1.  A life in the grip of sin is hostile to God and and God’s law (v. 7).  The sinful mind does not recognize God as our truest friend, but instead as an enemy.  The sinful mind does not receive God’s love and wisdom as the path toward the most satisfying life.  Rather, it bristles and hisses when God’s love comes near, assuming that God wants to diminish our joy and fulfillment.

    2.  A life in the grip of sin cannot please God (v. 8).  The person living in a way controlled by sin does many things that appear perfectly good and healthy.  In many ways, the person controlled by sin has a life indistinguishable from a spiritual person.  And yet this life lacks gratitude, failing to acknowledge God as the giver of all gifts.  This life lacks humility, constantly comparing and competing against others, instead of seeing all others as God’s equally loved children.  This life lacks peace, always worried about performing, achieving, succeeding.

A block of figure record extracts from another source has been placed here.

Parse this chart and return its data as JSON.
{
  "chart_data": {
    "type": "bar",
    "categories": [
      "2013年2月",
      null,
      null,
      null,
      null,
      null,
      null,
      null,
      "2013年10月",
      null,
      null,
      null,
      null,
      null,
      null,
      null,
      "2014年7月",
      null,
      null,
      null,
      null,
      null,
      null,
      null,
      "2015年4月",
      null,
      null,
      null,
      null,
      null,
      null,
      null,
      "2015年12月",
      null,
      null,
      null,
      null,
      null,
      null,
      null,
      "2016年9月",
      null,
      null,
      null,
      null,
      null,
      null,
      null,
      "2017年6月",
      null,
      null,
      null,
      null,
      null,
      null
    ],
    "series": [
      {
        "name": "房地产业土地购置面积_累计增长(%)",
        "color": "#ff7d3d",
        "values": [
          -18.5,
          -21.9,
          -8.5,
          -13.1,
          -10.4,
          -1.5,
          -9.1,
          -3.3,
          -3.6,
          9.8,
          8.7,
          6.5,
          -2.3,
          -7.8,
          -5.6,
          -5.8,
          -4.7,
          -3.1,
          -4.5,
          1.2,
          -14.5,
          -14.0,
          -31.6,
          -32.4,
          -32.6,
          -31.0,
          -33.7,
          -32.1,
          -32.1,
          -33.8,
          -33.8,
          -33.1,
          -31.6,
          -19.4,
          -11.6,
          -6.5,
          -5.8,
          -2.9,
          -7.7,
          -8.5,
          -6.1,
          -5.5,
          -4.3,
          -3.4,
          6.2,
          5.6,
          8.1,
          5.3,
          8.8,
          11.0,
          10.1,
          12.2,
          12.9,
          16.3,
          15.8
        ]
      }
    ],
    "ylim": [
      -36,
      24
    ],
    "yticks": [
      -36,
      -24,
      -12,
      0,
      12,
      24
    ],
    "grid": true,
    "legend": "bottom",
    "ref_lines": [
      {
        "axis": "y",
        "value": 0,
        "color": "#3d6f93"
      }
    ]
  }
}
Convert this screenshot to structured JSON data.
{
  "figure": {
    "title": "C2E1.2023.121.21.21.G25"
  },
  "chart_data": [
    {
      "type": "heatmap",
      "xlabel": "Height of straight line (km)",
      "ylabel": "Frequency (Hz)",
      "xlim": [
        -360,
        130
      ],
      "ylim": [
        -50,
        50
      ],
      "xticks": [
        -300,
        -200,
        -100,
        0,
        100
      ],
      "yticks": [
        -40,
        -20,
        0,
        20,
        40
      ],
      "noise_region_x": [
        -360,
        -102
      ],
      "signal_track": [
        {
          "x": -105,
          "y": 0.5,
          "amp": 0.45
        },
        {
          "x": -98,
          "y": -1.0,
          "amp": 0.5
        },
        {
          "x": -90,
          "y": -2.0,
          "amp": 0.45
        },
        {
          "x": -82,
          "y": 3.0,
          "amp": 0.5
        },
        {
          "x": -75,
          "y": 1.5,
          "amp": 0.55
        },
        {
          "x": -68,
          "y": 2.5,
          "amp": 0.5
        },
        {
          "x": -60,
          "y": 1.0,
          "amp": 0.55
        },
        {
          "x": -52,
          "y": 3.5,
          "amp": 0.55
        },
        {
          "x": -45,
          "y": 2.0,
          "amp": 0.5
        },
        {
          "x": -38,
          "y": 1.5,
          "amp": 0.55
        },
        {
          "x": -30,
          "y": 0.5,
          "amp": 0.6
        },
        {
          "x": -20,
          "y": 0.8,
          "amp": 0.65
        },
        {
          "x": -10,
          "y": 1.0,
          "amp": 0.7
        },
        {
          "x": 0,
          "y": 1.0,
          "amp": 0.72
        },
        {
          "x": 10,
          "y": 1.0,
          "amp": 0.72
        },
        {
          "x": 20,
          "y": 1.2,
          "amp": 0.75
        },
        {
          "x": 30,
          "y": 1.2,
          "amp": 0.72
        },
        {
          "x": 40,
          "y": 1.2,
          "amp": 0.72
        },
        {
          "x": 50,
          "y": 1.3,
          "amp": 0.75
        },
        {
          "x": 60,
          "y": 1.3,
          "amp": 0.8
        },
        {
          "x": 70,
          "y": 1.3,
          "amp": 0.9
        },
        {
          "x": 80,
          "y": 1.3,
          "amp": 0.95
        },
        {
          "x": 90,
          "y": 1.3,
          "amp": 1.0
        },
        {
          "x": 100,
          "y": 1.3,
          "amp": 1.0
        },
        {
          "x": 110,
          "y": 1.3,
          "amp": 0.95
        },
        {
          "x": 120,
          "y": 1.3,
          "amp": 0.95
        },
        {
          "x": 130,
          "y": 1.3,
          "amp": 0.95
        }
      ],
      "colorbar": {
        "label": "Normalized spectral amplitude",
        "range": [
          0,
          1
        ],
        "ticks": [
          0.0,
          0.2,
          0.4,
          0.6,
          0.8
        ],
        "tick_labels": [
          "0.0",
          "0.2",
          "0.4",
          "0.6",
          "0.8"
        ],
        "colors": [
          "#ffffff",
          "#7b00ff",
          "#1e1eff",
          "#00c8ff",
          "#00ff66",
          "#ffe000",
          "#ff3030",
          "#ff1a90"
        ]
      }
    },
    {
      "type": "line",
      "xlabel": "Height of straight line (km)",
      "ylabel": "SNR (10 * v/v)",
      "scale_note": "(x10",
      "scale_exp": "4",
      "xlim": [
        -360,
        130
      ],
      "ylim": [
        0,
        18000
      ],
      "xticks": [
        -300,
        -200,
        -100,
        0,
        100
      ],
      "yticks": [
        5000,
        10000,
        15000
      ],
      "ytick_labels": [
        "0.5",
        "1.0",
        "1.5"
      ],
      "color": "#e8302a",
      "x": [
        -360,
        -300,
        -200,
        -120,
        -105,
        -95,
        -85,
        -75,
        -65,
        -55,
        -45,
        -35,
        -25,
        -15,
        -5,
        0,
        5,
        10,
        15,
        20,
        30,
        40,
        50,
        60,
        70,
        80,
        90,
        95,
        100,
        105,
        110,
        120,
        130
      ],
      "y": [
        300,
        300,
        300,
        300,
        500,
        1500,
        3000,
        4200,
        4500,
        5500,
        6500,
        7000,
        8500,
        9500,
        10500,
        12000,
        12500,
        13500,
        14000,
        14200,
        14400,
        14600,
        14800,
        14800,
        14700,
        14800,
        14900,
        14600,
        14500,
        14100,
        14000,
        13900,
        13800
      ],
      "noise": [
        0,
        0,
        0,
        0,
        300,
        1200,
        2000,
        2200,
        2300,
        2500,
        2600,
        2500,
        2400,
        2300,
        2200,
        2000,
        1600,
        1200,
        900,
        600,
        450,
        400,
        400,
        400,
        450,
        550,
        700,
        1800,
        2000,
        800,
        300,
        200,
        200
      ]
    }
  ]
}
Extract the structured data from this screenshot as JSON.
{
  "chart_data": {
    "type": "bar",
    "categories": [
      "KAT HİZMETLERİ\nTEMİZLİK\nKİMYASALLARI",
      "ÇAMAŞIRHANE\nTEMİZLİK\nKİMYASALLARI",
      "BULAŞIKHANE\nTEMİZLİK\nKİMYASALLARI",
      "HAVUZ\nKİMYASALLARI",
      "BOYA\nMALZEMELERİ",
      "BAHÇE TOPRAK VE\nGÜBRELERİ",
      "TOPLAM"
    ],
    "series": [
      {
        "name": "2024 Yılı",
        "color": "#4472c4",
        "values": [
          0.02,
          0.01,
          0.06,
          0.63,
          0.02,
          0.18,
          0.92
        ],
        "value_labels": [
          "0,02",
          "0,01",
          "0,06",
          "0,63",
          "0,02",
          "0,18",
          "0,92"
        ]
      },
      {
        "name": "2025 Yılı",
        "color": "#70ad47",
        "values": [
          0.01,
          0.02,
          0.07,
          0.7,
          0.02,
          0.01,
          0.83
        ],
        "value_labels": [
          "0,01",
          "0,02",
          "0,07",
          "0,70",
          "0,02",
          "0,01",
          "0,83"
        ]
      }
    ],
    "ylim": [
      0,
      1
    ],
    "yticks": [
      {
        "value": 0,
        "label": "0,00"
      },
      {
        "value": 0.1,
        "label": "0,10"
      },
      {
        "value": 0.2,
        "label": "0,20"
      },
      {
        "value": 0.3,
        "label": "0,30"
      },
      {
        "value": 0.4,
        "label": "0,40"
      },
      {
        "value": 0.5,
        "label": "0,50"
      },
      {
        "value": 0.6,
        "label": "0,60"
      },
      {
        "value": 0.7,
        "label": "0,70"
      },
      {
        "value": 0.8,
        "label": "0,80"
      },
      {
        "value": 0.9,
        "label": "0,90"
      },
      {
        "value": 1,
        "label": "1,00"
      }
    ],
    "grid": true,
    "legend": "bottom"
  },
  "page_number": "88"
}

But here’s the good news of our reading today: that’s not you!  That’s maybe who you used to be.  But that’s not you anymore.  If you belong to Jesus Christ, then you have been given the Spirit.  You are living in the Spirit.  Your “mind” is controlled by the Spirit.  God’s Spirit is now the controlling, directing power of your life.

Your life, lived under the control of the Spirit, moves in the direction of life and peace (v. 6).  It is characterized by friendship with God and it delights in God’s law (v. 7).  It is a life that pleases God in its ordinariness, its gratitude, humility and peace (v. 8).

This means that we live by a new desire.  If Christ is in you, then God has given Christ’s Spirit to be the inward energy and the controlling desire of your life. 

I’m not trying to convince you to do anything different.  I’m simply declaring that God has already shifted the basic force of your life by giving you the Spirit.  And I’m inviting you to find that new life and peace within yourself.  To locate and live by that new desire. 

So often, preachers do what parents, teachers, bosses and coaches often do.  We tell people to “try harder.”  Things aren’t working?  Try harder.  But that message would be a mistake as a response to our reading today.  In this text, God does not invite us to try harder.  We are not urged to “try” at all.  We are invited, instead, to relax.  Relax down into the wonderful news that you have already received God’s Spirit.  You are a person with a new desire.  Yours is a mind controlled by God’s Spirit.